Flow in Rough Self-Affine Fractures Joints

TL;DR

This study uses numerical simulations to analyze flow in self-affine fracture joints, revealing how permeability depends on the Hurst exponent and how velocity fluctuations behave across scales.

Contribution

It introduces a novel analysis of flow regimes in self-affine fractures, highlighting the dependence of permeability on the Hurst exponent and scale-dependent velocity fluctuations.

Findings

Permeability varies weakly for Hurst exponent > 1/2

Permeability varies strongly for Hurst exponent < 1/2

Velocity fluctuations are correlated at small scales and decorrelate at larger scales

Abstract

We investigate viscous and non-viscous flow in two-dimensional self-affine fracture joints through direct numerical simulations of the Navier-Stokes equations.

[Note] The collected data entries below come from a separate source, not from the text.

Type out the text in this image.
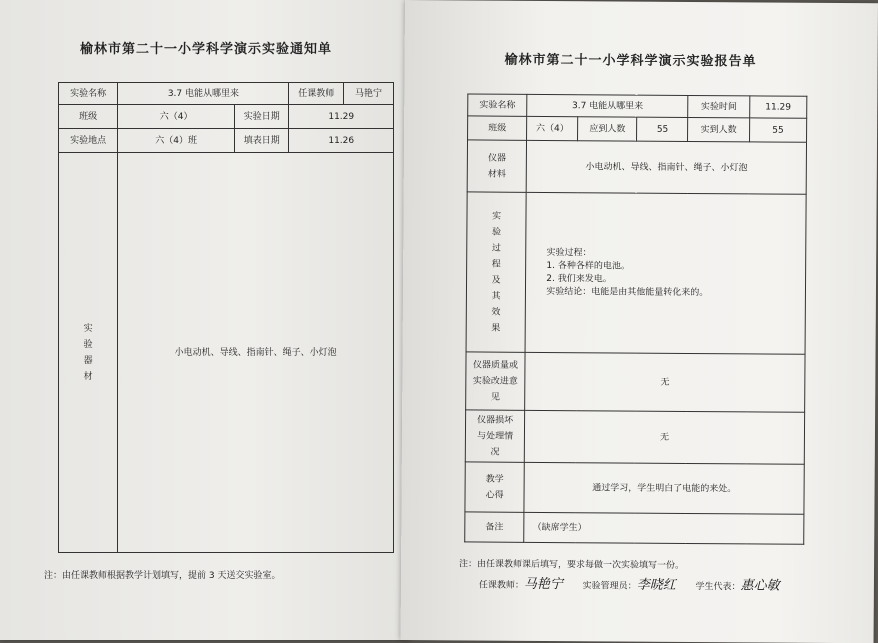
榆林市第二十一小学科学演示实验通知单
实验名称	3.7 电能从哪里来		任课教师	马艳宁
班级	六（4）	实验日期	11.29	
实验地点	六（4）班	填表日期	11.26	
实验器材	小电动机、导线、指南针、绳子、小灯泡			
注：由任课教师根据教学计划填写，提前 3 天送交实验室。
榆林市第二十一小学科学演示实验报告单
实验名称	3.7 电能从哪里来			实验时间	11.29
班级	六（4）	应到人数	55	实到人数	55
仪器材料	小电动机、导线、指南针、绳子、小灯泡				
实验过程及其效果	实验过程：
1. 各种各样的电池。
2. 我们来发电。
实验结论：电能是由其他能量转化来的。				

仪器质量或实验改进意见	无				
仪器损坏与处理情况	无				
教学心得	通过学习，学生明白了电能的来处。				
备注	（缺席学生）				
注：由任课教师课后填写，要求每做一次实验填写一份。
任课教师：马艳宁 实验管理员：李晓红 学生代表：惠心敏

As a novel hydrodynamic feature of this flow system, we find that the effective permeability at higher Reynolds number to cubic order, falls into two regimes as a function of the Hurst exponent $h$ characterizing the fracture joints. For $h>1/2$, we find a weak dependency whereas for $h<1/2$, the dependency is strong. A similar behavior is found for the higher order coefficients. We also study the velocity fluctuations in space of a passive scalar. These are strongly correlated on smaller length scales, but decorrelates on larger scales. Moreover, the fluctuations on larger scale are insensitive to the value of the Reynolds number.